Hounded by the wrath of tsars, The jealous malice of boyars, He from suffering drew not back, From torment, torture, nor the rack, But firm before the people stood, For liberty, equality, and brotherhood.
And when rebellion once was sparked, He then for foreign lands embarked, Escaping thus the tsar's redoubt, The tongs, the hangman, and the knout, While the people, cursing empty skies, Against harsh fate prepared to rise, And from Smolensk to far Tashkent Awaited only the student.
All were awaiting his return So they could go without concern To rid themselves of cruel boyars, To rid themselves of greedy tsars, To hold all property as one, And take their just revenge upon Marriage, church, and family ties— Evils in which the old world lies. [132]
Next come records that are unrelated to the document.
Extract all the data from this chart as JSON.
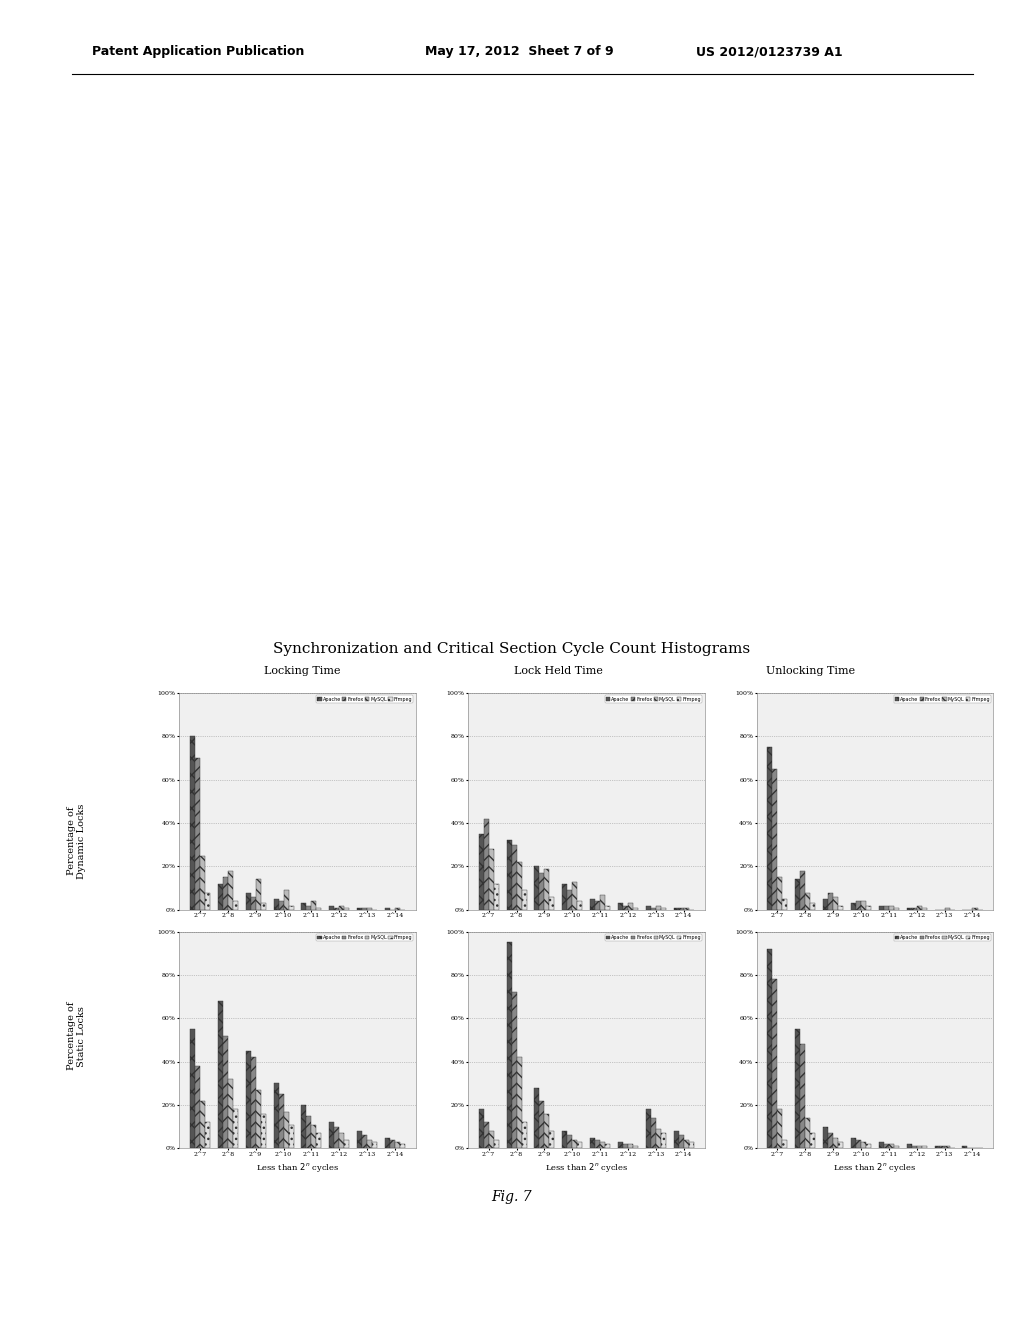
{
  "main_title": "Synchronization and Critical Section Cycle Count Histograms",
  "col_titles": [
    "Locking Time",
    "Lock Held Time",
    "Unlocking Time"
  ],
  "row_labels": [
    "Percentage of\nDynamic Locks",
    "Percentage of\nStatic Locks"
  ],
  "legend_labels": [
    "Apache",
    "Firefox",
    "MySQL",
    "Ffmpeg"
  ],
  "x_tick_labels": [
    "2^7",
    "2^8",
    "2^9",
    "2^10",
    "2^11",
    "2^12",
    "2^13",
    "2^14"
  ],
  "background_color": "#ffffff",
  "figure_bg": "#ffffff",
  "subplot_bg": "#f0f0f0",
  "grid_color": "#999999",
  "bar_width": 0.18,
  "subplots": {
    "dynamic_locking": {
      "apache": [
        80,
        12,
        8,
        5,
        3,
        2,
        1,
        1
      ],
      "firefox": [
        70,
        15,
        6,
        4,
        2,
        1,
        1,
        0
      ],
      "mysql": [
        25,
        18,
        14,
        9,
        4,
        2,
        1,
        1
      ],
      "ffmpeg": [
        8,
        4,
        3,
        2,
        1,
        1,
        0,
        0
      ]
    },
    "dynamic_lockheld": {
      "apache": [
        35,
        32,
        20,
        12,
        5,
        3,
        2,
        1
      ],
      "firefox": [
        42,
        30,
        17,
        9,
        4,
        2,
        1,
        1
      ],
      "mysql": [
        28,
        22,
        19,
        13,
        7,
        3,
        2,
        1
      ],
      "ffmpeg": [
        12,
        9,
        6,
        4,
        2,
        1,
        1,
        0
      ]
    },
    "dynamic_unlocking": {
      "apache": [
        75,
        14,
        5,
        3,
        2,
        1,
        0,
        0
      ],
      "firefox": [
        65,
        18,
        8,
        4,
        2,
        1,
        0,
        0
      ],
      "mysql": [
        15,
        8,
        6,
        4,
        2,
        2,
        1,
        1
      ],
      "ffmpeg": [
        5,
        3,
        2,
        2,
        1,
        1,
        0,
        0
      ]
    },
    "static_locking": {
      "apache": [
        55,
        68,
        45,
        30,
        20,
        12,
        8,
        5
      ],
      "firefox": [
        38,
        52,
        42,
        25,
        15,
        10,
        6,
        4
      ],
      "mysql": [
        22,
        32,
        27,
        17,
        11,
        7,
        4,
        3
      ],
      "ffmpeg": [
        12,
        18,
        16,
        11,
        7,
        4,
        3,
        2
      ]
    },
    "static_lockheld": {
      "apache": [
        18,
        95,
        28,
        8,
        5,
        3,
        18,
        8
      ],
      "firefox": [
        12,
        72,
        22,
        6,
        4,
        2,
        14,
        6
      ],
      "mysql": [
        8,
        42,
        16,
        4,
        3,
        2,
        9,
        4
      ],
      "ffmpeg": [
        4,
        12,
        8,
        3,
        2,
        1,
        7,
        3
      ]
    },
    "static_unlocking": {
      "apache": [
        92,
        55,
        10,
        5,
        3,
        2,
        1,
        1
      ],
      "firefox": [
        78,
        48,
        7,
        4,
        2,
        1,
        1,
        0
      ],
      "mysql": [
        18,
        14,
        5,
        3,
        2,
        1,
        1,
        0
      ],
      "ffmpeg": [
        4,
        7,
        3,
        2,
        1,
        1,
        0,
        0
      ]
    }
  },
  "ylim": [
    0,
    100
  ],
  "ytick_vals": [
    0,
    20,
    40,
    60,
    80,
    100
  ],
  "ytick_labels": [
    "0%",
    "20%",
    "40%",
    "60%",
    "80%",
    "100%"
  ],
  "header_left": "Patent Application Publication",
  "header_mid": "May 17, 2012  Sheet 7 of 9",
  "header_right": "US 2012/0123739 A1",
  "fig_label": "Fig. 7"
}
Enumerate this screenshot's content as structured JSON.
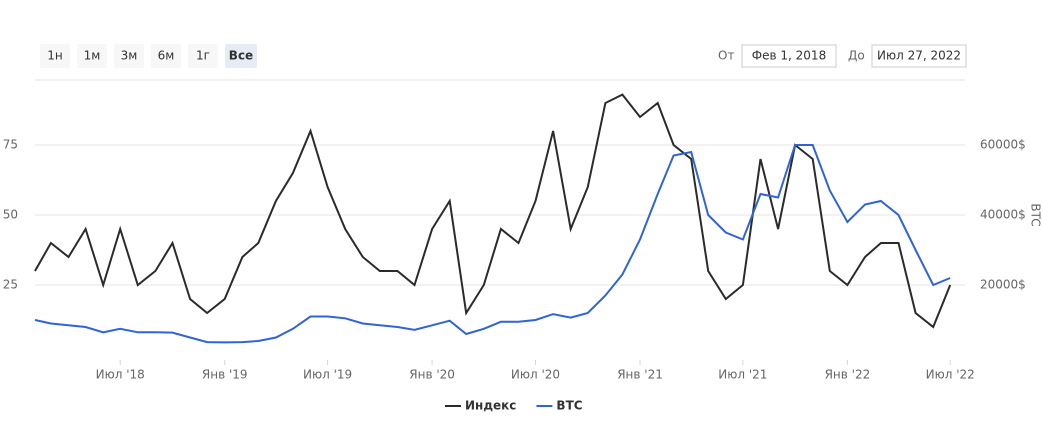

"You must have taken it from that officer, eh?" Pyotr Stepanovich asked.
"So you have the honor of knowing that officer as well?"
"Sure thing. I feasted with them there for two days. He was bound to lose his mind."
"Perhaps he never did lose his mind."
"You mean since he started biting?"
"But, I beg your pardon, if you saw this poem abroad, and then, it turns out, here at this officer's..."
"What, intricate? I see, so you're examining me, Andrei Antonovich? You see, sir," he began suddenly, with unusual importance, "of what I saw abroad I already gave my explanations to certain persons on my return, and my explanations were found satisfactory, otherwise I would not have bestowed the happiness of my presence upon this town. I think that my affairs in that sense are done with, and that I do not owe any reports. Done with, not because I am an informer, but because I was unable to act otherwise. Those who wrote to Yulia Mikhailovna, knowing the situation, said I was an honest man... Well, and that's all, devil take it, because I came to tell you something serious, and it's a good thing you sent that chimney sweep of yours away. The matter is important for me, Andrei Antonovich; I have an extraordinary request to make of you."